Wednesday, March 18, 2015

Book Talk

Today I started reading a new book, a gift from someone who knows me well! :) This book is very moving, and I can't wait to finish it. The author is a man named Tom Doyle.

The title of the book is Killing Christians: Living the Faith Where It's Not Safe to Believe

Catchy, right?

Wow. As a true believer, I am appalled, though not surprised, at what my brothers and sisters are going through in other countries, especially in Africa and the Middle East. Still, this book makes me think, it makes me look at myself, which I believe is one of the main purposes of the book.

The following are excerpts from the book, words from a Christian who lives in Syria:

"I used to think I lived a life of sacrifice, but that changed when the war broke out. Although Syria has so few believers that there was danger before, I did not really know what it means to sacrifice. What I thought was sacrifice was actually just inconvenience."

"There is remarkable freedom in having no expectations, no plans for tomorrow. The question I and many others start every day with is this: "Jesus, what do You have planned for me and my family?" Only today matters. Only how I live for Jesus counts. Everything else is superficial. When I hand over my life to my Lord, knowing each day may be my last one on this earth, I am more at peace than ever before."

"Is your life about Jesus and nothing else? When you may die at any moment, it has to be that way, but we're ALL called to live only for Him, no matter what. Although Paul once sacrificed Christians, he met Jesus, gave up all his "rights" and made himself a living sacrifice. Once you live like this, you grasp the most profound fulfillment possible in life."

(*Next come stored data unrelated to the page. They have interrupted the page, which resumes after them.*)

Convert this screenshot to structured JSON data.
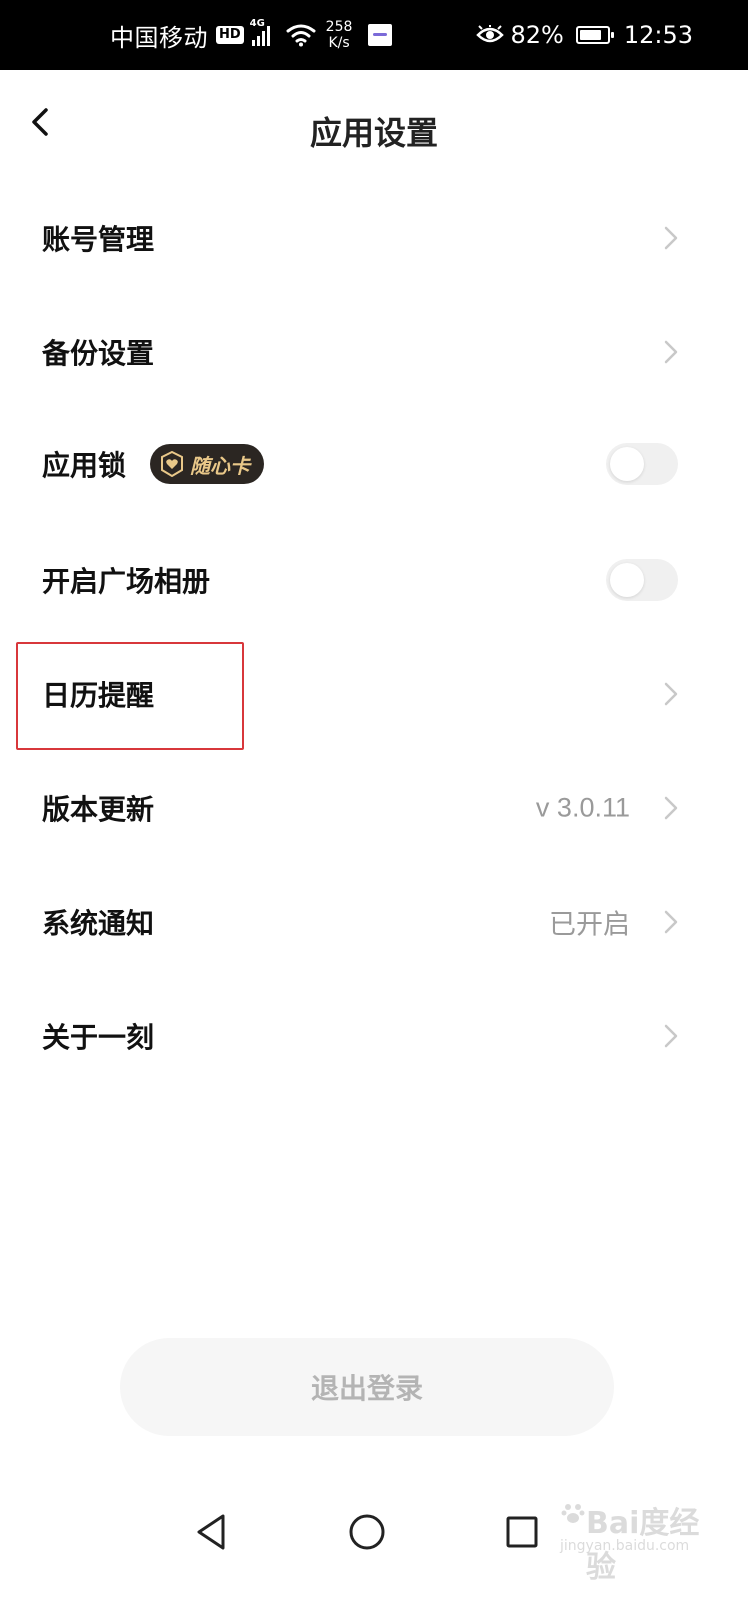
{
  "status_bar": {
    "carrier": "中国移动",
    "hd": "HD",
    "network": "4G",
    "speed_value": "258",
    "speed_unit": "K/s",
    "battery_percent": "82%",
    "battery_level": 0.82,
    "time": "12:53",
    "icons": [
      "hd-icon",
      "signal-icon",
      "wifi-icon",
      "notification-icon",
      "eye-comfort-icon",
      "battery-icon"
    ]
  },
  "header": {
    "title": "应用设置",
    "back_icon": "chevron-left-icon"
  },
  "settings": {
    "items": [
      {
        "label": "账号管理",
        "control": "chevron"
      },
      {
        "label": "备份设置",
        "control": "chevron"
      },
      {
        "label": "应用锁",
        "control": "toggle",
        "toggle_on": false,
        "badge": "随心卡"
      },
      {
        "label": "开启广场相册",
        "control": "toggle",
        "toggle_on": false
      },
      {
        "label": "日历提醒",
        "control": "chevron",
        "highlighted": true
      },
      {
        "label": "版本更新",
        "control": "chevron",
        "value": "v 3.0.11"
      },
      {
        "label": "系统通知",
        "control": "chevron",
        "value": "已开启"
      },
      {
        "label": "关于一刻",
        "control": "chevron"
      }
    ]
  },
  "logout": {
    "label": "退出登录"
  },
  "nav_bar": {
    "icons": [
      "back-triangle-icon",
      "home-circle-icon",
      "recents-square-icon"
    ]
  },
  "watermark": {
    "main": "Bai度经验",
    "sub": "jingyan.baidu.com"
  },
  "colors": {
    "status_bar_bg": "#000000",
    "title": "#222222",
    "label": "#111111",
    "value": "#9a9a9a",
    "highlight_border": "#d8373b",
    "badge_bg": "#2b2622",
    "badge_text": "#e9c889",
    "logout_bg": "#f6f6f6",
    "logout_text": "#b4b4b4"
  }
}
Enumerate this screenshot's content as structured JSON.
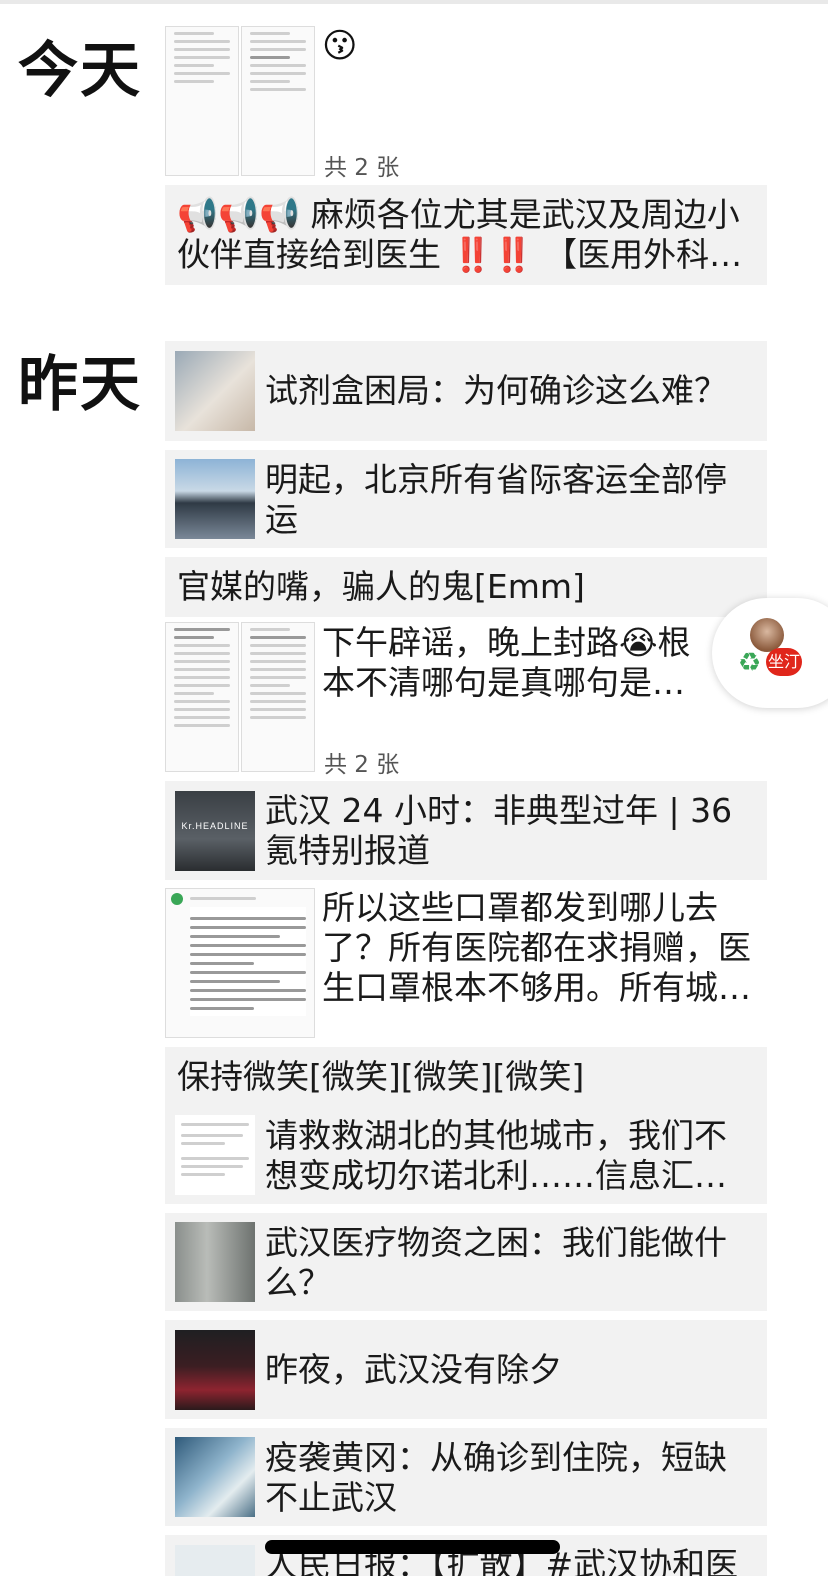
{
  "sections": {
    "today": "今天",
    "yesterday": "昨天"
  },
  "today": {
    "photo_post": {
      "emoji": "😗",
      "count": "共 2 张"
    },
    "text_share": {
      "text": "📢📢📢 麻烦各位尤其是武汉及周边小伙伴直接给到医生 ‼️‼️ 【医用外科…"
    }
  },
  "yesterday": {
    "items": [
      {
        "title": "试剂盒困局：为何确诊这么难？"
      },
      {
        "title": "明起，北京所有省际客运全部停运"
      },
      {
        "header": "官媒的嘴，骗人的鬼[Emm]"
      },
      {
        "text": "下午辟谣，晚上封路😭根本不清哪句是真哪句是假。",
        "count": "共 2 张"
      },
      {
        "title": "武汉 24 小时：非典型过年 | 36 氪特别报道",
        "thumb_label": "Kr.HEADLINE"
      },
      {
        "text": "所以这些口罩都发到哪儿去了？所有医院都在求捐赠，医生口罩根本不够用。所有城…"
      },
      {
        "header": "保持微笑[微笑][微笑][微笑]"
      },
      {
        "title": "请救救湖北的其他城市，我们不想变成切尔诺北利……信息汇总…"
      },
      {
        "title": "武汉医疗物资之困：我们能做什么？"
      },
      {
        "title": "昨夜，武汉没有除夕"
      },
      {
        "title": "疫袭黄冈：从确诊到住院，短缺不止武汉"
      },
      {
        "title": "人民日报：【扩散】#武汉协和医"
      }
    ]
  },
  "floating_button": {
    "label": "坐汀"
  },
  "colors": {
    "card_bg": "#f2f2f2",
    "red": "#e0261b",
    "accent_green": "#3aa757"
  }
}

If THAT isn't thought-provoking to you, then you really need to look at yourself and check your heart. 



 

Sunday, March 15, 2015

A New Day

A lot has happened since my last post. A few days after I moved in, my feet started to swell, then my legs. After making sure it wasn't a blood clot, I was told it was fluid buildup, put on a water pill, and told to keep my legs elevated to try and drain the fluid.

Around this time I decided to get back on hospice. This time I have a great nurse.

I went downhill pretty quickly. I could barely walk, I was constantly in pain, I was throwing up whatever I ate, and my pulse kept shooting up so high I couldn't breathe. I was ready to give up, and I just wanted to go home to the Lord.

Then, a week ago, something happened to me. A fight rose up in me like I've never felt before, like a fire. It's like I woke up from a coma or something. I prayed to the Lord like never before, and I told Him I wanted to LIVE. I laid hands on my own body and commanded it to line up with God's word.

This cancer is NOT going to take me! I'm too young, and the Lord has work for me to do.

It's been an amazing week! I can already feel the difference in my body. I've been getting out of bed and walking down the hallway without any help! I'm bathing on my own too! I'm taking it day by day, kind of like physical therapy, and I will keep doing a little more each day.

I've got a joy now that I didn't have before. I'm going to walk out of this thing, and you all are going to witness a miracle. I'm going to live and preach and do exactly what the Lord commands. I'm so excited!